For more information, see Operations Manager
System Center Virtual Machine Manager
With System Center 2012 SP1 Virtual Machine Manager, you can provision and manage virtual networks at-scale. You can define and control virtual network policies centrally and link them to your apps or workloads. When your workload is deployed or moved, the network configuration adjusts itself automatically. This is important because it removes the need for manual reconfiguration of network hardware, thereby reducing operational complexity while saving your valuable resources for higher-impact work. Virtual Machine Manager also helps you to control traffic flow between virtual networks, including the ability to define guaranteed bandwidth for your critical apps and workloads.

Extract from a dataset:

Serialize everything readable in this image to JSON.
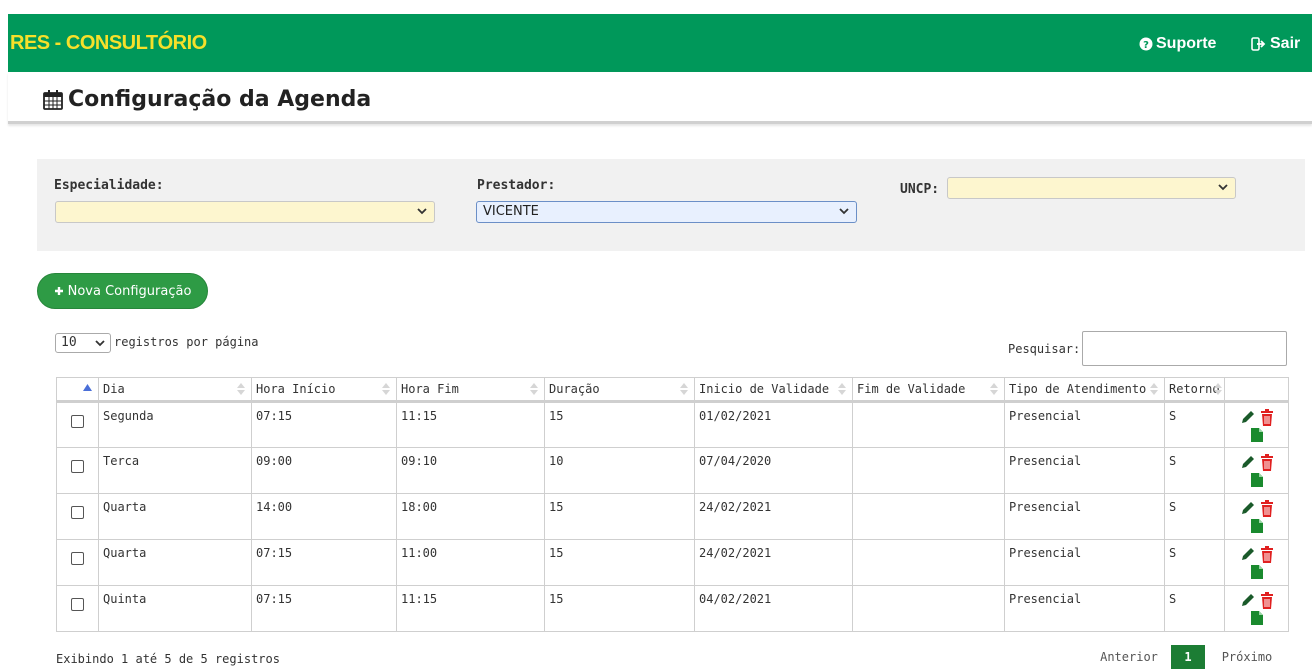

For more information, see Virtual Machine Manager
Windows Server Gateway
To deploy Windows Server Gateway, you must use System Center 2012 R2 and Virtual Machine Manager. The Windows Server Gateway router is designed for use with multitenant deployments. With the System Center 2012 R2 Virtual Machine Manager Windows Server Gateway router, only a very limited set of Border Gateway Protocol (BGP) configuration options are available in the Virtual Machine Manager software interface, including Local BGP IP Address and Autonomous System Numbers (ASN), List of BGP Peer IP Addresses, and ASN, values. You can, however, use Remote Access Windows PowerShell BGP commands to configure all other features of Windows Server Gateway.
For more information, see Windows Server Gateway.
Microsoft Azure
Microsoft Azure is Microsoft’s cloud platform: a growing collection of integrated services—compute, storage, data, networking, and app—that help you move faster, do more, and save money.
Microsoft’s approach to software defined networking includes designing, building, and operating global-scale datacenter networks for services like Microsoft Azure. Microsoft Azure global datacenters perform tens of thousands of network changes every day, which is possible only because of software defined networking.
Microsoft Azure runs on the same Windows Server and Hyper-V platform that are included in Windows Server. Windows Server and System Center include improvements and best practices from Microsoft’s experience in operating global scale datacenter networks like Microsoft Azure to you so that you can deploy the same technologies for flexibility, automation, and control when using software designed networking technologies.